Le contentieux politique camerounais s’exporte désormais devant les tribunaux européens. En effet, l’ancien candidat à la présidence a choisi le terrain judiciaire international. Il vit actuellement en exil en Gambie. Le dépôt officiel d’une plainte contre Paul Biya en France marque un tournant majeur. Cette action fait suite à la crise post-électorale nationale.
Deux recours devant le tribunal judiciaire de Paris
Le leader du Front pour le salut national du Cameroun (FSNC) a publié l’information. D’abord, Issa Tchiroma Bakary a introduit deux requêtes distinctes à Paris. Ensuite, l’homme politique a précisé sa démarche. Ses équipes ont réuni des preuves documentées pendant plusieurs mois.
C’est ainsi que l’opposant s’appuie juridiquement sur le principe de compétence universelle.

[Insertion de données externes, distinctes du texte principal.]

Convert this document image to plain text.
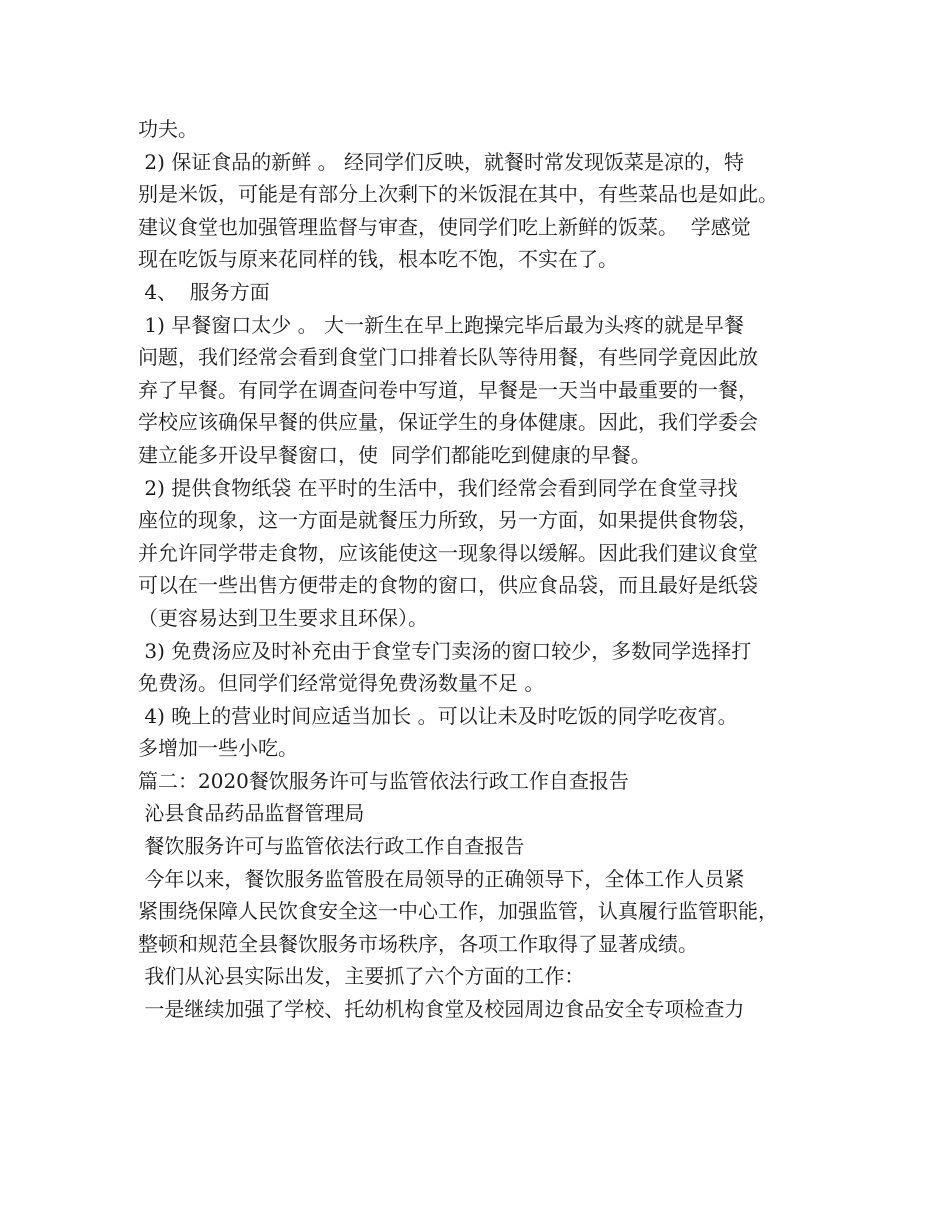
功夫。
2) 保证食品的新鲜 。 经同学们反映，就餐时常发现饭菜是凉的，特
别是米饭，可能是有部分上次剩下的米饭混在其中，有些菜品也是如此。
建议食堂也加强管理监督与审查，使同学们吃上新鲜的饭菜。  学感觉
现在吃饭与原来花同样的钱，根本吃不饱，不实在了。
4、  服务方面
1) 早餐窗口太少 。 大一新生在早上跑操完毕后最为头疼的就是早餐
问题，我们经常会看到食堂门口排着长队等待用餐，有些同学竟因此放
弃了早餐。有同学在调查问卷中写道，早餐是一天当中最重要的一餐，
学校应该确保早餐的供应量，保证学生的身体健康。因此，我们学委会
建立能多开设早餐窗口，使  同学们都能吃到健康的早餐。
2) 提供食物纸袋 在平时的生活中，我们经常会看到同学在食堂寻找
座位的现象，这一方面是就餐压力所致，另一方面，如果提供食物袋，
并允许同学带走食物，应该能使这一现象得以缓解。因此我们建议食堂
可以在一些出售方便带走的食物的窗口，供应食品袋，而且最好是纸袋
（更容易达到卫生要求且环保）。
3) 免费汤应及时补充由于食堂专门卖汤的窗口较少，多数同学选择打
免费汤。但同学们经常觉得免费汤数量不足 。
4) 晚上的营业时间应适当加长 。可以让未及时吃饭的同学吃夜宵。
多增加一些小吃。
篇二：2020餐饮服务许可与监管依法行政工作自查报告
沁县食品药品监督管理局
餐饮服务许可与监管依法行政工作自查报告
今年以来，餐饮服务监管股在局领导的正确领导下，全体工作人员紧
紧围绕保障人民饮食安全这一中心工作，加强监管，认真履行监管职能，
整顿和规范全县餐饮服务市场秩序，各项工作取得了显著成绩。
我们从沁县实际出发，主要抓了六个方面的工作：
一是继续加强了学校、托幼机构食堂及校园周边食品安全专项检查力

Cette disposition légale spécifique offre une option importante. Elle permet aux magistrats français de juger les violations des droits humains. La justice examine ces dossiers même si les faits se déroulent hors du territoire français.
La répression de la présidentielle de 2025 au cœur du dossier
Le cœur de la plainte cible directement les événements nés du scrutin du 12 octobre 2025. De fait, l’ex-ministre dénonce avec véhémence les vagues d’interpellations. Il conteste aussi la répression des manifestations.
Selon lui, le pouvoir inflige des détentions arbitraires à des milliers de citoyens camerounais. Les prisons imposent des conditions contraires aux droits fondamentaux. Des figures de l’opposition subissent des traitements inhumains et des tortures. Le dossier cite notamment les cas d’Anicet Ekané ou de Souleyman Tobi.
Une stratégie judiciaire visant l’internationalisation de la crise
Le gouvernement de Yaoundé choisit pour l’instant de garder le silence face à cette offensive. Toutefois, cette procédure place la diplomatie française dans une position délicate. Le régime de Paul Biya reste un partenaire historique de Paris.
Cette action sur le sol français constitue en définitive une première étape pour le plaignant. Issa Tchiroma Bakary affiche alors une ferme intention. Il veut saisir d’autres juridictions internationales. Son objectif final exige l’établissement clair des responsabilités pénales.